One state, one health system
- The health system will be rebuilt based on the community's needs.
- Three Tasmanian Health Organisations will become one Tasmanian Health Service.
- The Department of Health and Human Services will be reviewed to reduce duplication and better align its services.
- Better collaboration and cooperation between health services.
- Consistent clinical practice will be a key priority.
Accountability, leadership and culture
- Clearer accountability at all levels of the health service.

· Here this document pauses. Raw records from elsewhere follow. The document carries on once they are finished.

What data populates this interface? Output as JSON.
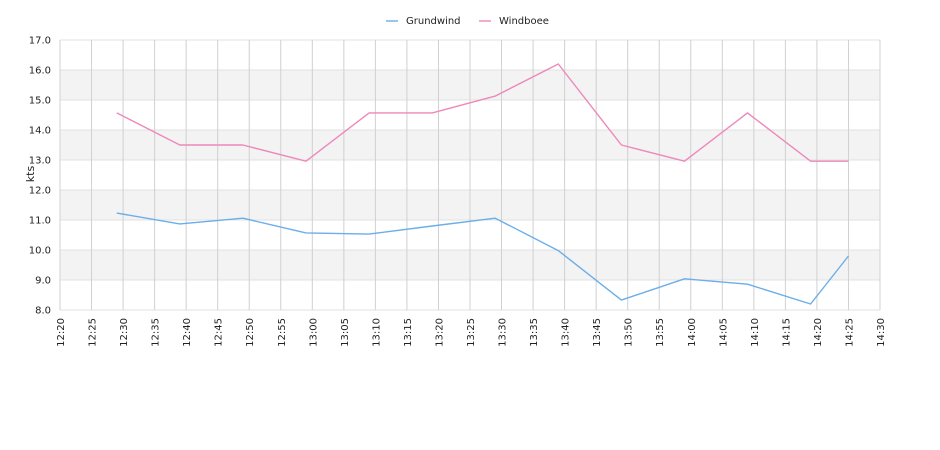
{
  "chart_data": {
    "type": "line",
    "ylabel": "kts",
    "ylim": [
      8.0,
      17.0
    ],
    "xlim": [
      "12:20",
      "14:30"
    ],
    "y_ticks": [
      "8.0",
      "9.0",
      "10.0",
      "11.0",
      "12.0",
      "13.0",
      "14.0",
      "15.0",
      "16.0",
      "17.0"
    ],
    "x_ticks": [
      "12:20",
      "12:25",
      "12:30",
      "12:35",
      "12:40",
      "12:45",
      "12:50",
      "12:55",
      "13:00",
      "13:05",
      "13:10",
      "13:15",
      "13:20",
      "13:25",
      "13:30",
      "13:35",
      "13:40",
      "13:45",
      "13:50",
      "13:55",
      "14:00",
      "14:05",
      "14:10",
      "14:15",
      "14:20",
      "14:25",
      "14:30"
    ],
    "legend_position": "top-center",
    "grid": true,
    "alternating_bands": true,
    "series": [
      {
        "name": "Grundwind",
        "color": "#6aaeea",
        "points": [
          [
            "12:29",
            11.23
          ],
          [
            "12:39",
            10.87
          ],
          [
            "12:49",
            11.06
          ],
          [
            "12:59",
            10.57
          ],
          [
            "13:09",
            10.53
          ],
          [
            "13:19",
            10.8
          ],
          [
            "13:29",
            11.06
          ],
          [
            "13:39",
            9.98
          ],
          [
            "13:49",
            8.33
          ],
          [
            "13:59",
            9.04
          ],
          [
            "14:09",
            8.86
          ],
          [
            "14:19",
            8.2
          ],
          [
            "14:25",
            9.8
          ]
        ]
      },
      {
        "name": "Windboee",
        "color": "#ee88bb",
        "points": [
          [
            "12:29",
            14.57
          ],
          [
            "12:39",
            13.5
          ],
          [
            "12:49",
            13.5
          ],
          [
            "12:59",
            12.96
          ],
          [
            "13:09",
            14.57
          ],
          [
            "13:19",
            14.57
          ],
          [
            "13:29",
            15.13
          ],
          [
            "13:39",
            16.2
          ],
          [
            "13:49",
            13.5
          ],
          [
            "13:59",
            12.96
          ],
          [
            "14:09",
            14.57
          ],
          [
            "14:19",
            12.96
          ],
          [
            "14:25",
            12.96
          ]
        ]
      }
    ]
  }
}
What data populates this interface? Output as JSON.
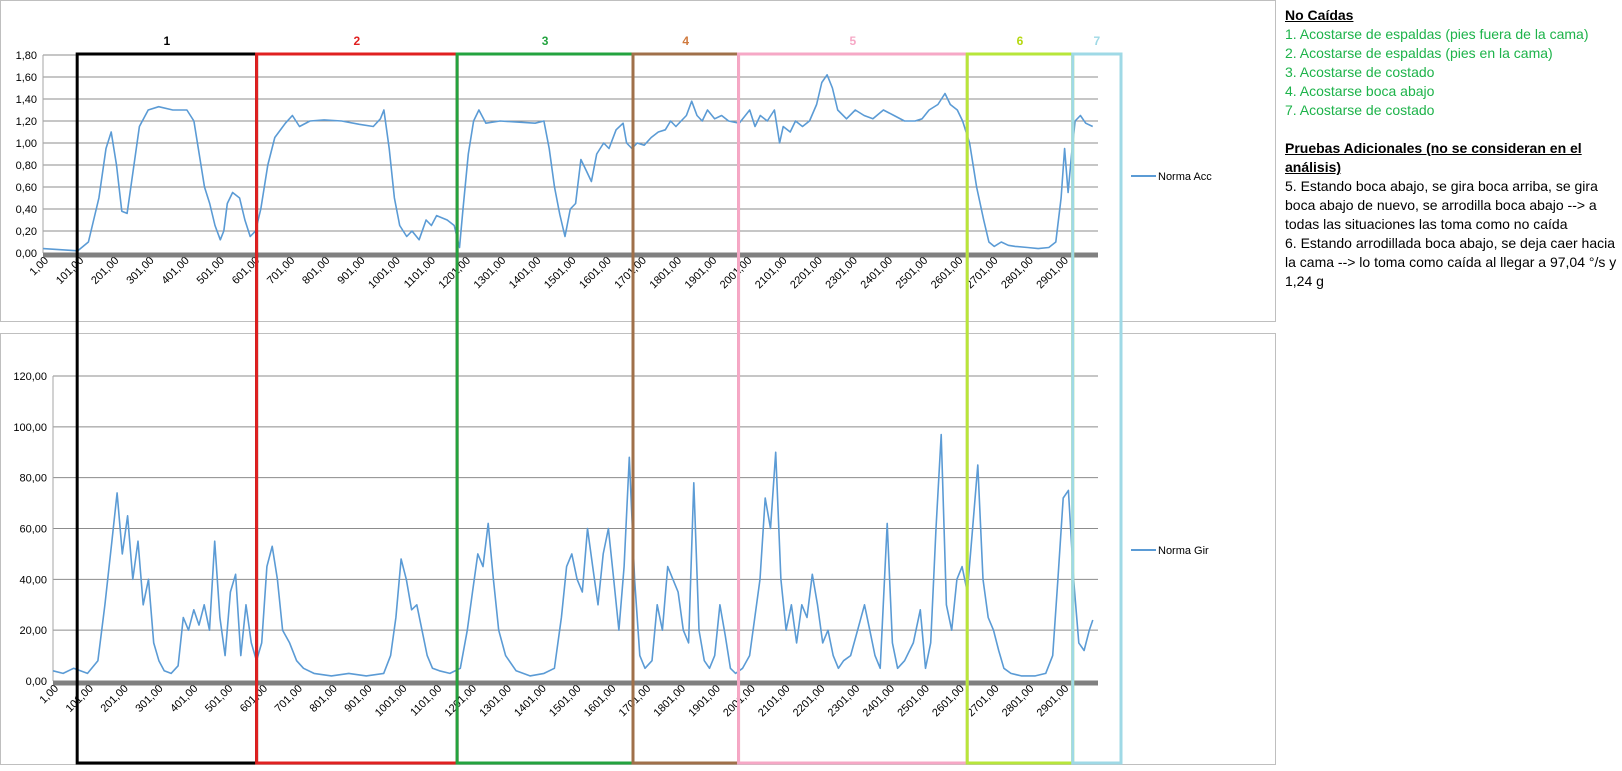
{
  "colors": {
    "series": "#5b9bd5",
    "grid": "#8c8c8c",
    "baseline": "#808080",
    "groups": [
      "#000000",
      "#e02020",
      "#23a33f",
      "#a0704a",
      "#f6a8c6",
      "#b7e63a",
      "#9fd9e6"
    ],
    "group_labels": [
      "#000000",
      "#e02020",
      "#23a33f",
      "#d07a3e",
      "#f6a8c6",
      "#b5d80f",
      "#9fd9e6"
    ],
    "note_green": "#1db34a"
  },
  "group_labels": [
    "1",
    "2",
    "3",
    "4",
    "5",
    "6",
    "7"
  ],
  "group_ranges": [
    [
      101,
      611
    ],
    [
      611,
      1181
    ],
    [
      1181,
      1681
    ],
    [
      1681,
      1981
    ],
    [
      1981,
      2631
    ],
    [
      2631,
      2931
    ],
    [
      2931,
      3251
    ]
  ],
  "chart_data": [
    {
      "type": "line",
      "series": [
        {
          "name": "Norma Acc"
        }
      ],
      "ylim": [
        0,
        1.8
      ],
      "yticks": [
        0,
        0.2,
        0.4,
        0.6,
        0.8,
        1.0,
        1.2,
        1.4,
        1.6,
        1.8
      ],
      "ytick_labels": [
        "0,00",
        "0,20",
        "0,40",
        "0,60",
        "0,80",
        "1,00",
        "1,20",
        "1,40",
        "1,60",
        "1,80"
      ],
      "xlim": [
        1,
        3000
      ],
      "xtick_labels": [
        "1,00",
        "101,00",
        "201,00",
        "301,00",
        "401,00",
        "501,00",
        "601,00",
        "701,00",
        "801,00",
        "901,00",
        "1001,00",
        "1101,00",
        "1201,00",
        "1301,00",
        "1401,00",
        "1501,00",
        "1601,00",
        "1701,00",
        "1801,00",
        "1901,00",
        "2001,00",
        "2101,00",
        "2201,00",
        "2301,00",
        "2401,00",
        "2501,00",
        "2601,00",
        "2701,00",
        "2801,00",
        "2901,00"
      ],
      "points": [
        [
          1,
          0.04
        ],
        [
          50,
          0.03
        ],
        [
          100,
          0.02
        ],
        [
          130,
          0.1
        ],
        [
          160,
          0.5
        ],
        [
          180,
          0.95
        ],
        [
          195,
          1.1
        ],
        [
          210,
          0.8
        ],
        [
          225,
          0.38
        ],
        [
          240,
          0.36
        ],
        [
          255,
          0.7
        ],
        [
          275,
          1.15
        ],
        [
          300,
          1.3
        ],
        [
          330,
          1.33
        ],
        [
          370,
          1.3
        ],
        [
          410,
          1.3
        ],
        [
          430,
          1.2
        ],
        [
          445,
          0.9
        ],
        [
          460,
          0.6
        ],
        [
          475,
          0.45
        ],
        [
          490,
          0.25
        ],
        [
          505,
          0.12
        ],
        [
          515,
          0.2
        ],
        [
          525,
          0.45
        ],
        [
          540,
          0.55
        ],
        [
          560,
          0.5
        ],
        [
          575,
          0.3
        ],
        [
          590,
          0.15
        ],
        [
          605,
          0.2
        ],
        [
          620,
          0.4
        ],
        [
          640,
          0.8
        ],
        [
          660,
          1.05
        ],
        [
          690,
          1.18
        ],
        [
          710,
          1.25
        ],
        [
          730,
          1.15
        ],
        [
          760,
          1.2
        ],
        [
          800,
          1.21
        ],
        [
          850,
          1.2
        ],
        [
          900,
          1.17
        ],
        [
          940,
          1.15
        ],
        [
          960,
          1.22
        ],
        [
          970,
          1.3
        ],
        [
          985,
          0.95
        ],
        [
          1000,
          0.5
        ],
        [
          1015,
          0.25
        ],
        [
          1035,
          0.15
        ],
        [
          1050,
          0.2
        ],
        [
          1070,
          0.12
        ],
        [
          1090,
          0.3
        ],
        [
          1105,
          0.25
        ],
        [
          1120,
          0.34
        ],
        [
          1150,
          0.3
        ],
        [
          1170,
          0.25
        ],
        [
          1185,
          0.05
        ],
        [
          1195,
          0.4
        ],
        [
          1210,
          0.9
        ],
        [
          1225,
          1.2
        ],
        [
          1240,
          1.3
        ],
        [
          1260,
          1.18
        ],
        [
          1300,
          1.2
        ],
        [
          1350,
          1.19
        ],
        [
          1400,
          1.18
        ],
        [
          1425,
          1.2
        ],
        [
          1440,
          0.95
        ],
        [
          1455,
          0.6
        ],
        [
          1470,
          0.35
        ],
        [
          1485,
          0.15
        ],
        [
          1500,
          0.4
        ],
        [
          1515,
          0.45
        ],
        [
          1530,
          0.85
        ],
        [
          1545,
          0.75
        ],
        [
          1560,
          0.65
        ],
        [
          1575,
          0.9
        ],
        [
          1595,
          1.0
        ],
        [
          1610,
          0.95
        ],
        [
          1630,
          1.12
        ],
        [
          1650,
          1.18
        ],
        [
          1660,
          1.0
        ],
        [
          1675,
          0.95
        ],
        [
          1690,
          1.0
        ],
        [
          1710,
          0.98
        ],
        [
          1730,
          1.05
        ],
        [
          1750,
          1.1
        ],
        [
          1770,
          1.12
        ],
        [
          1785,
          1.2
        ],
        [
          1800,
          1.15
        ],
        [
          1815,
          1.2
        ],
        [
          1830,
          1.25
        ],
        [
          1845,
          1.38
        ],
        [
          1860,
          1.25
        ],
        [
          1875,
          1.2
        ],
        [
          1890,
          1.3
        ],
        [
          1910,
          1.22
        ],
        [
          1930,
          1.25
        ],
        [
          1950,
          1.2
        ],
        [
          1980,
          1.18
        ],
        [
          2010,
          1.3
        ],
        [
          2025,
          1.15
        ],
        [
          2040,
          1.25
        ],
        [
          2060,
          1.2
        ],
        [
          2080,
          1.3
        ],
        [
          2095,
          1.0
        ],
        [
          2105,
          1.15
        ],
        [
          2125,
          1.1
        ],
        [
          2140,
          1.2
        ],
        [
          2160,
          1.15
        ],
        [
          2180,
          1.2
        ],
        [
          2200,
          1.35
        ],
        [
          2215,
          1.55
        ],
        [
          2230,
          1.62
        ],
        [
          2245,
          1.5
        ],
        [
          2260,
          1.3
        ],
        [
          2285,
          1.22
        ],
        [
          2310,
          1.3
        ],
        [
          2335,
          1.25
        ],
        [
          2360,
          1.22
        ],
        [
          2390,
          1.3
        ],
        [
          2420,
          1.25
        ],
        [
          2450,
          1.2
        ],
        [
          2480,
          1.2
        ],
        [
          2500,
          1.22
        ],
        [
          2520,
          1.3
        ],
        [
          2545,
          1.35
        ],
        [
          2565,
          1.45
        ],
        [
          2580,
          1.35
        ],
        [
          2600,
          1.3
        ],
        [
          2615,
          1.2
        ],
        [
          2635,
          1.0
        ],
        [
          2655,
          0.6
        ],
        [
          2675,
          0.3
        ],
        [
          2690,
          0.1
        ],
        [
          2705,
          0.06
        ],
        [
          2725,
          0.1
        ],
        [
          2745,
          0.07
        ],
        [
          2765,
          0.06
        ],
        [
          2800,
          0.05
        ],
        [
          2830,
          0.04
        ],
        [
          2860,
          0.05
        ],
        [
          2880,
          0.1
        ],
        [
          2895,
          0.5
        ],
        [
          2905,
          0.95
        ],
        [
          2915,
          0.55
        ],
        [
          2925,
          0.9
        ],
        [
          2935,
          1.2
        ],
        [
          2950,
          1.25
        ],
        [
          2965,
          1.18
        ],
        [
          2985,
          1.15
        ]
      ]
    },
    {
      "type": "line",
      "series": [
        {
          "name": "Norma Gir"
        }
      ],
      "ylim": [
        0,
        120
      ],
      "yticks": [
        0,
        20,
        40,
        60,
        80,
        100,
        120
      ],
      "ytick_labels": [
        "0,00",
        "20,00",
        "40,00",
        "60,00",
        "80,00",
        "100,00",
        "120,00"
      ],
      "xlim": [
        1,
        3000
      ],
      "xtick_labels": [
        "1,00",
        "101,00",
        "201,00",
        "301,00",
        "401,00",
        "501,00",
        "601,00",
        "701,00",
        "801,00",
        "901,00",
        "1001,00",
        "1101,00",
        "1201,00",
        "1301,00",
        "1401,00",
        "1501,00",
        "1601,00",
        "1701,00",
        "1801,00",
        "1901,00",
        "2001,00",
        "2101,00",
        "2201,00",
        "2301,00",
        "2401,00",
        "2501,00",
        "2601,00",
        "2701,00",
        "2801,00",
        "2901,00"
      ],
      "points": [
        [
          1,
          4
        ],
        [
          30,
          3
        ],
        [
          60,
          5
        ],
        [
          100,
          3
        ],
        [
          130,
          8
        ],
        [
          150,
          30
        ],
        [
          170,
          55
        ],
        [
          185,
          74
        ],
        [
          200,
          50
        ],
        [
          215,
          65
        ],
        [
          230,
          40
        ],
        [
          245,
          55
        ],
        [
          260,
          30
        ],
        [
          275,
          40
        ],
        [
          290,
          15
        ],
        [
          305,
          8
        ],
        [
          320,
          4
        ],
        [
          340,
          3
        ],
        [
          360,
          6
        ],
        [
          375,
          25
        ],
        [
          390,
          20
        ],
        [
          405,
          28
        ],
        [
          420,
          22
        ],
        [
          435,
          30
        ],
        [
          450,
          20
        ],
        [
          465,
          55
        ],
        [
          480,
          25
        ],
        [
          495,
          10
        ],
        [
          510,
          35
        ],
        [
          525,
          42
        ],
        [
          540,
          10
        ],
        [
          555,
          30
        ],
        [
          570,
          15
        ],
        [
          585,
          8
        ],
        [
          600,
          15
        ],
        [
          615,
          45
        ],
        [
          630,
          53
        ],
        [
          645,
          40
        ],
        [
          660,
          20
        ],
        [
          680,
          15
        ],
        [
          700,
          8
        ],
        [
          720,
          5
        ],
        [
          750,
          3
        ],
        [
          800,
          2
        ],
        [
          850,
          3
        ],
        [
          900,
          2
        ],
        [
          950,
          3
        ],
        [
          970,
          10
        ],
        [
          985,
          25
        ],
        [
          1000,
          48
        ],
        [
          1015,
          40
        ],
        [
          1030,
          28
        ],
        [
          1045,
          30
        ],
        [
          1060,
          20
        ],
        [
          1075,
          10
        ],
        [
          1090,
          5
        ],
        [
          1110,
          4
        ],
        [
          1140,
          3
        ],
        [
          1170,
          5
        ],
        [
          1190,
          20
        ],
        [
          1205,
          35
        ],
        [
          1220,
          50
        ],
        [
          1235,
          45
        ],
        [
          1250,
          62
        ],
        [
          1265,
          40
        ],
        [
          1280,
          20
        ],
        [
          1300,
          10
        ],
        [
          1330,
          4
        ],
        [
          1370,
          2
        ],
        [
          1410,
          3
        ],
        [
          1440,
          5
        ],
        [
          1460,
          25
        ],
        [
          1475,
          45
        ],
        [
          1490,
          50
        ],
        [
          1505,
          40
        ],
        [
          1520,
          35
        ],
        [
          1535,
          60
        ],
        [
          1550,
          45
        ],
        [
          1565,
          30
        ],
        [
          1580,
          50
        ],
        [
          1595,
          60
        ],
        [
          1610,
          40
        ],
        [
          1625,
          20
        ],
        [
          1640,
          45
        ],
        [
          1655,
          88
        ],
        [
          1670,
          40
        ],
        [
          1685,
          10
        ],
        [
          1700,
          5
        ],
        [
          1720,
          8
        ],
        [
          1735,
          30
        ],
        [
          1750,
          20
        ],
        [
          1765,
          45
        ],
        [
          1780,
          40
        ],
        [
          1795,
          35
        ],
        [
          1810,
          20
        ],
        [
          1825,
          15
        ],
        [
          1840,
          78
        ],
        [
          1855,
          20
        ],
        [
          1870,
          8
        ],
        [
          1885,
          5
        ],
        [
          1900,
          10
        ],
        [
          1915,
          30
        ],
        [
          1930,
          18
        ],
        [
          1945,
          5
        ],
        [
          1960,
          3
        ],
        [
          1980,
          5
        ],
        [
          2000,
          10
        ],
        [
          2015,
          25
        ],
        [
          2030,
          40
        ],
        [
          2045,
          72
        ],
        [
          2060,
          60
        ],
        [
          2075,
          90
        ],
        [
          2090,
          40
        ],
        [
          2105,
          20
        ],
        [
          2120,
          30
        ],
        [
          2135,
          15
        ],
        [
          2150,
          30
        ],
        [
          2165,
          25
        ],
        [
          2180,
          42
        ],
        [
          2195,
          30
        ],
        [
          2210,
          15
        ],
        [
          2225,
          20
        ],
        [
          2240,
          10
        ],
        [
          2255,
          5
        ],
        [
          2270,
          8
        ],
        [
          2290,
          10
        ],
        [
          2310,
          20
        ],
        [
          2330,
          30
        ],
        [
          2345,
          20
        ],
        [
          2360,
          10
        ],
        [
          2375,
          5
        ],
        [
          2395,
          62
        ],
        [
          2410,
          15
        ],
        [
          2425,
          5
        ],
        [
          2445,
          8
        ],
        [
          2470,
          15
        ],
        [
          2490,
          28
        ],
        [
          2505,
          5
        ],
        [
          2520,
          15
        ],
        [
          2535,
          60
        ],
        [
          2550,
          97
        ],
        [
          2565,
          30
        ],
        [
          2580,
          20
        ],
        [
          2595,
          40
        ],
        [
          2610,
          45
        ],
        [
          2625,
          35
        ],
        [
          2640,
          60
        ],
        [
          2655,
          85
        ],
        [
          2670,
          40
        ],
        [
          2685,
          25
        ],
        [
          2700,
          20
        ],
        [
          2715,
          12
        ],
        [
          2730,
          5
        ],
        [
          2750,
          3
        ],
        [
          2780,
          2
        ],
        [
          2820,
          2
        ],
        [
          2850,
          3
        ],
        [
          2870,
          10
        ],
        [
          2885,
          40
        ],
        [
          2900,
          72
        ],
        [
          2915,
          75
        ],
        [
          2930,
          40
        ],
        [
          2945,
          15
        ],
        [
          2960,
          12
        ],
        [
          2975,
          20
        ],
        [
          2985,
          24
        ]
      ]
    }
  ],
  "notes": {
    "title1": "No Caídas",
    "items": [
      "1. Acostarse de espaldas (pies fuera de la cama)",
      "2. Acostarse de espaldas (pies en la cama)",
      "3. Acostarse de costado",
      "4. Acostarse boca abajo",
      "7. Acostarse de costado"
    ],
    "title2": "Pruebas Adicionales (no se consideran en el análisis)",
    "para1": "5. Estando boca abajo, se gira boca arriba, se gira boca abajo de nuevo, se arrodilla boca abajo --> a todas las situaciones las toma como no caída",
    "para2": "6. Estando arrodillada boca abajo, se deja caer hacia la cama --> lo toma como caída al llegar a 97,04 °/s y 1,24 g"
  }
}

- Improved culture empowering employees to speak up if they see problems.
- Managers within the health system will be more strongly held to account for performance.
Keeping Tasmanians well and out of hospital
- A statewide elective surgery waiting list to give patients choice about where and when they can get their surgery.
- Improved collaboration with primary health providers to reduce wait times for outpatient clinics and deliver more complex care in the community.
Planning for tomorrow's health system
- A new Health Council of Tasmania to provide high level clinical, consumer and community advice and more robust Clinical Advisory Groups to determine what services should be delivered where, safely, and to provide strategic guidance to the Minister.
Safe and sustainable services
- Initial community feedback contributed to a Green Paper that was released for public consultation at the end of 2014.
- A White Paper exposure draft was released on 30 March 2015 to set the Government's agenda for a sustainable mix and profile of clinical programs throughout the State.
- During the months on April to June 2015 the Department of Health and Human Services (DHHS) will lead a further round of consultation with key stakeholders on the proposed changes.
- The final White Paper will be released in July 2015.